Photo credit: Jack Western
Photo credit: Jack Western

Wear your political t-shirt and sacred college scarf, discussing the world’s situation but just for a laugh.

The voice of Terry Hall, lead singer of The Specials taunts me through my laptop speakers as I prepare to make the herculean journey from the far end of Osbaldwick (or as you will know it from your maps: ‘Here be Dragons’) to campus for another seminar at an unsociable hour before midday when we of a creative mindset have fully cleared away the fog of last night’s bottle and a half of Sainsbury’s cheapest merlot.

Yes, Easter Term is firmly in swing. You can hear the sounds of normalcy returning as the yuletide bells and essay groans fade into distant memory. The sounds of the guy at pre drinks who repeatedly assures you that he “has a 9am tomorrow” and then wakes up the following afternoon on a park bench in Clifton Moor.

The slow shuffling of the queue for the cashpoint outside Nisa Local, everyone apparently unaware of the one on the next level or perhaps the other one outside Vanbrugh 200 yards down the path, and, of course the sound of Terry Hall winding me up in the mornings as I try to drag myself out of bed.

It’s alright Tel, I think being a politics student makes me a tosser too. Although In my defence I’d never wear a political t-shirt, it would be far too casual for me. Plus it’s not actually a college scarf; my dad bought it me for Christmas.
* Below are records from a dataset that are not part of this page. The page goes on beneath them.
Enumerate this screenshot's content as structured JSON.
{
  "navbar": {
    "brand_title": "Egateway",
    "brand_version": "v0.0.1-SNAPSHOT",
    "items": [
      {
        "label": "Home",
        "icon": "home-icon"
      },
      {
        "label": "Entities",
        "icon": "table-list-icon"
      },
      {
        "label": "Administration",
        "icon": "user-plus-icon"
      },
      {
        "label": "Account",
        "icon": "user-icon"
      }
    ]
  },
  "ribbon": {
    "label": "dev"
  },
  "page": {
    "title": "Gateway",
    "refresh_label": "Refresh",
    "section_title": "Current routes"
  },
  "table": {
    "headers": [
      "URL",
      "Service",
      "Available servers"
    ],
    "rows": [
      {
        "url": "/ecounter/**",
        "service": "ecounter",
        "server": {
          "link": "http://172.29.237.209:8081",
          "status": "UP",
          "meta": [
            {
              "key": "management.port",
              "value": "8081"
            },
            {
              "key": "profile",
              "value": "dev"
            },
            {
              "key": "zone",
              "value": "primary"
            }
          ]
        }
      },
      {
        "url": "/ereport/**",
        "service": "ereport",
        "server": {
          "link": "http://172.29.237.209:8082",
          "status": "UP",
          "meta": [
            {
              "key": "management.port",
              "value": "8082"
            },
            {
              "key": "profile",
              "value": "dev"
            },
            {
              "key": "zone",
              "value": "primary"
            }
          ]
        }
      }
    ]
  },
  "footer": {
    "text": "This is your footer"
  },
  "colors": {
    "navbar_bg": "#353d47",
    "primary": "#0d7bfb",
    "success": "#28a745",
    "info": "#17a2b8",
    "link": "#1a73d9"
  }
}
It was this return to normal business however, that reminded me of one of my fondest University phenomena, which I am deigning to call ‘Davies’ lecture time bomb’. The bomb refers to a process of harrying a lecture to a close slightly before its due time, and has been the bane of many an educator of mine this past 18 months or so.

Yes that’s right. You can actually end your own lectures early through sheer force of collective will. Fabulous news isn’t it.
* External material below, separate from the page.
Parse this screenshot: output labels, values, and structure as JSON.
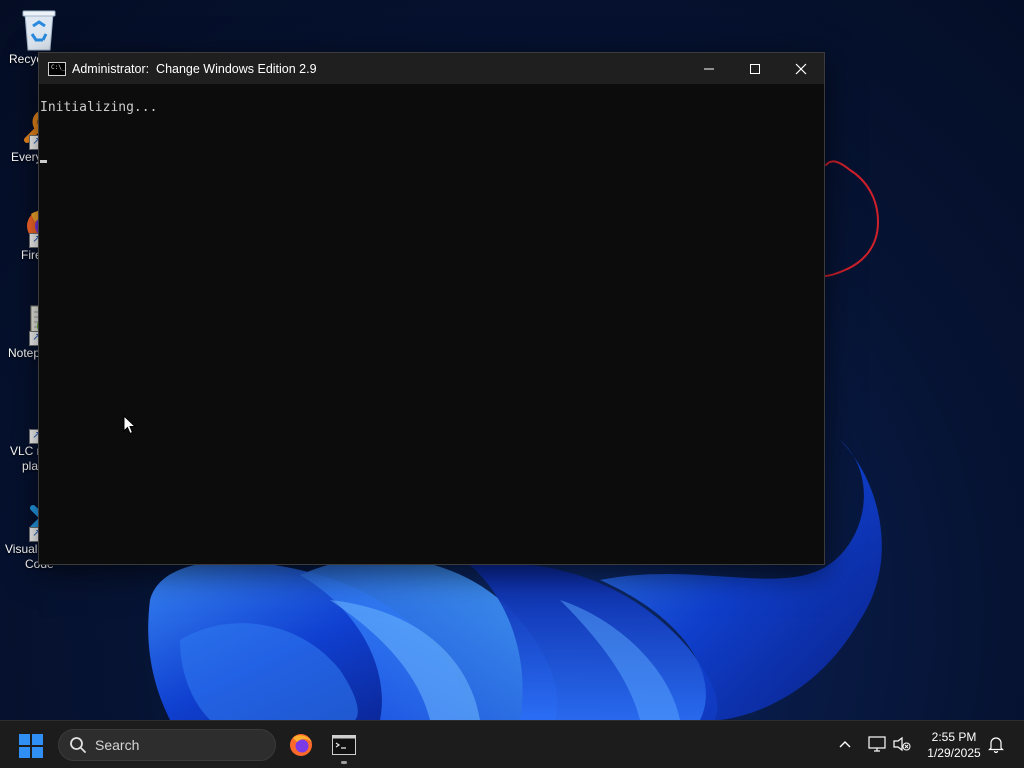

A lecturer may themselves step into the trap. Any mention of “next week” or “next time” can be enough to arm the bomb. Sometimes a lecturer may simply drone on or be dying so badly out front that the timer may start itself. It begins with the rustling of students clicking pens off or putting away note pads. Of coats and scarves and hats being fiddled with and put on. Some may even go to rise slightly from their chairs. The noise builds as the class becomes even more restless to depart. The lecturer begins to panic now, and from this point they have a shelf life of about 90 seconds. They start to talk faster, desperately attempting to rush things along to make the most of the last strand of attention they know they have. They throw away slides in a bid to hurry things to some sort of conclusion before finally giving up, and in an almighty wave, the lecture hall rises to claim its freedom.

It’s a wonderful thing to see, the spontaneous wrath of the mob achieving something tangible that we can all get behind. Plus it gives me an extra couple of minutes to spend doing something more productive, like drinking in the Courtyard. Whoever said that the people don’t have any real power.

3 thoughts on “Davies’ Diaries

  1. Tom, surely you mean Terry Hall. Jerry Hall, you will recall, is a Texan model and sometime consort ofMick Jagger. Tut tut.

  2. You’re obviously not a genuine fan of The Specials. Terry Hall – NOT Jerry Hall – is the frontman of the group.

  3. Ah shit I thought Jerry sounded wrong.

    In truth, I’m not a genuine fan. My father is. His name amusingly is also Terry.